We should always question our assumptions and be open to change. I’m about to experiment with going 30 days without grains.
At 16, my daily breakfast was half a box of grape nuts with honey and skim milk (and I was supposedly the healthy guy). There was a time that I ate grains with every meal, whether bread, pasta, cereal or rice. Over the last two years, I’ve slowly reduced the amount of grains I consume as part of my nutritional repertoire.
Plenty of folks are trumpeting support for this position. One doesn’t have to look very hard to find anti-grain discussions. From marksdailyapple.com:
The cereal grain family prides itself on its powerful, expansive arsenal of lectins, phytates, gluten, and other antinutrients. A single seed of its patriarch, wheat, can punch holes in gut linings with ease, and cousin oat has managed to obtain official recognition as being good for the heart even as it doses you with gluten. As healthy whole grains, they hide their armaments in plain sight; they cloak their puny bodies in the very poisons for which they are lauded and applauded.
That’s a pretty strong take. I’m not sure I buy it, particularly given my personal experience. When I eat grains, I feel more alert. Of course, there’s a response to that, too.
You may not have an obvious problem now, but that’s only because you’ve grown accustomed to your body and it to your diet. The signals of discomfort are dulled, and the intensity of the pain has reduced.
In fairness, I have never experimented with cutting grains out entirely. It’s possible that I’m used to the response after years of conditioning.
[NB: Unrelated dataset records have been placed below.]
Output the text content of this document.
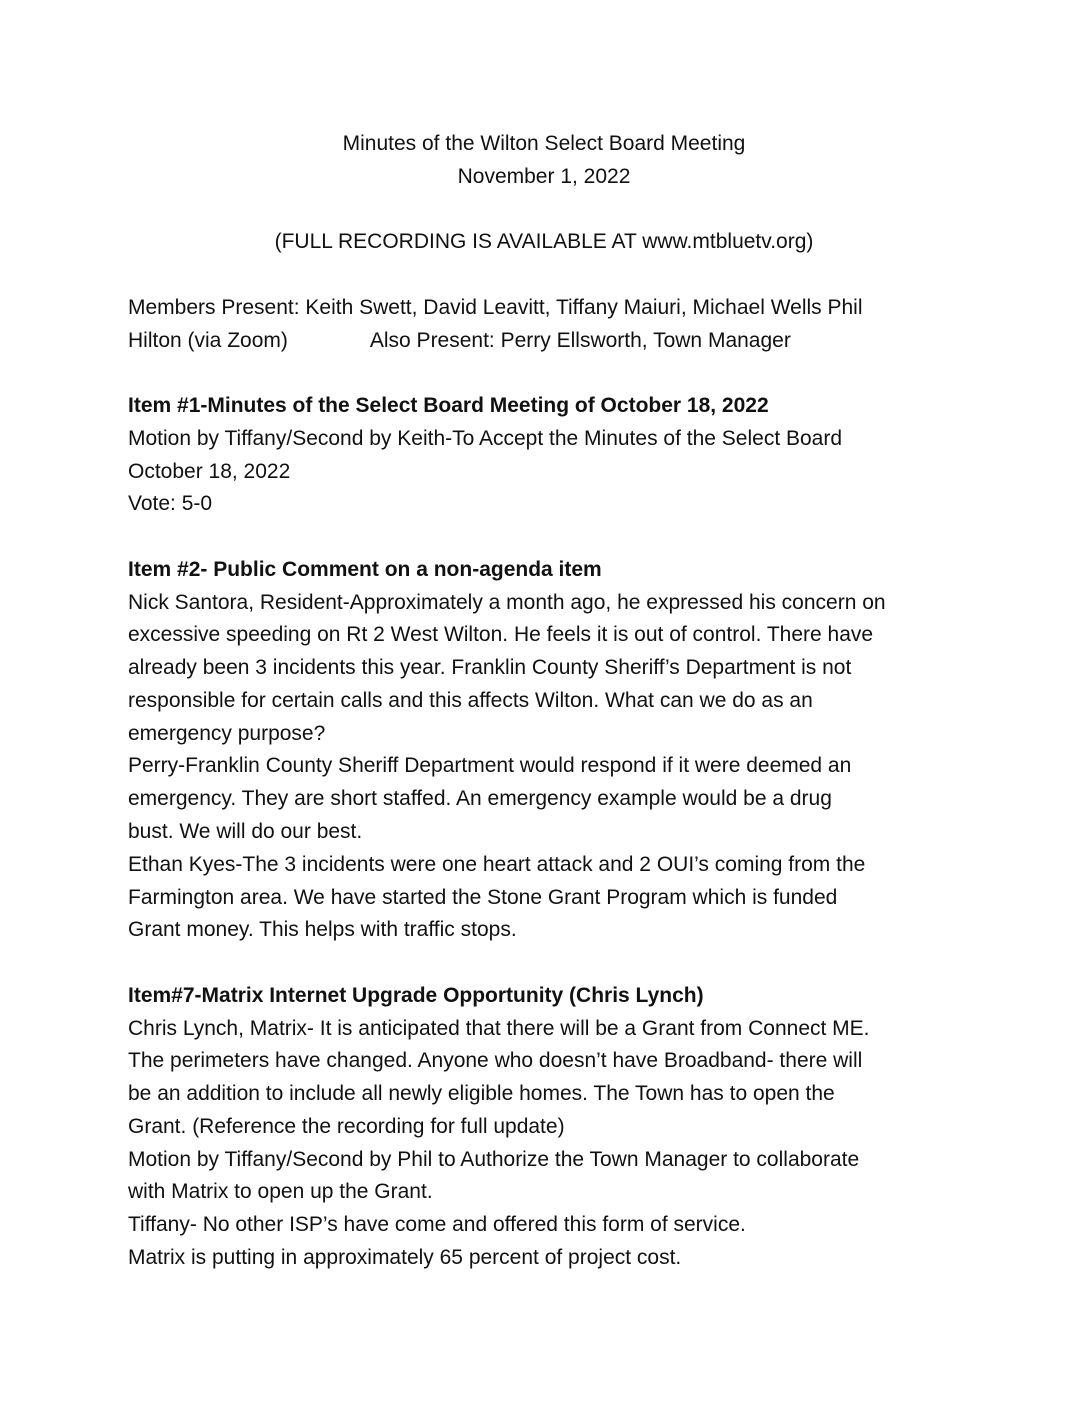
Minutes of the Wilton Select Board Meeting
November 1, 2022
(FULL RECORDING IS AVAILABLE AT www.mtbluetv.org)
Members Present: Keith Swett, David Leavitt, Tiffany Maiuri, Michael Wells Phil
Hilton (via Zoom)	Also Present: Perry Ellsworth, Town Manager
Item #1-Minutes of the Select Board Meeting of October 18, 2022
Motion by Tiffany/Second by Keith-To Accept the Minutes of the Select Board
October 18, 2022
Vote: 5-0
Item #2- Public Comment on a non-agenda item
Nick Santora, Resident-Approximately a month ago, he expressed his concern on
excessive speeding on Rt 2 West Wilton. He feels it is out of control. There have
already been 3 incidents this year. Franklin County Sheriff’s Department is not
responsible for certain calls and this affects Wilton. What can we do as an
emergency purpose?
Perry-Franklin County Sheriff Department would respond if it were deemed an
emergency. They are short staffed. An emergency example would be a drug
bust. We will do our best.
Ethan Kyes-The 3 incidents were one heart attack and 2 OUI’s coming from the
Farmington area. We have started the Stone Grant Program which is funded
Grant money. This helps with traffic stops.
Item#7-Matrix Internet Upgrade Opportunity (Chris Lynch)
Chris Lynch, Matrix- It is anticipated that there will be a Grant from Connect ME.
The perimeters have changed. Anyone who doesn’t have Broadband- there will
be an addition to include all newly eligible homes. The Town has to open the
Grant. (Reference the recording for full update)
Motion by Tiffany/Second by Phil to Authorize the Town Manager to collaborate
with Matrix to open up the Grant.
Tiffany- No other ISP’s have come and offered this form of service.
Matrix is putting in approximately 65 percent of project cost.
My grain consumption now is two slices of sprouted grain toast in the mornings. For a long time, I’d add a cup of quinoa to my greens thinking I needed some fuel for my brain. I may have been wrong.
We now know that the oft-repeated “your brain only runs on glucose!” is wrong. I’ve mentioned it before, and anyone who’s taken the time to get fat-adapted on a low-carb Primal eating plan intuitively knows that your brain doesn’t need piles of glucose to work, because, well, they’re using their brain to read this sentence. Obviously, you eventually adapt and find you have sufficient (if not much improved) cognition without all those carbs.
You know that I reject diet labels. You may have also noticed that none of these arguments are providing any proof to back up their claims. I’m not entirely convinced of either side’s position, so it seems there is only one thing left to do. I’m taking the leap starting tomorrow morning. Breakfast will be 5 whole eggs, a Japanese yam and organic black coffee. I’ll go grain free for a month and see how I function. Perhaps I’ll have a response like Mark suggests:
I felt the same way until I tried ditching them for 30 days. All those little niggling aches and pains and complaints that I figured were just an inevitable aspect of life have disappeared. I feel better than ever.
Damn. I feel pretty good before even starting. This should be fun. I’ll keep you posted.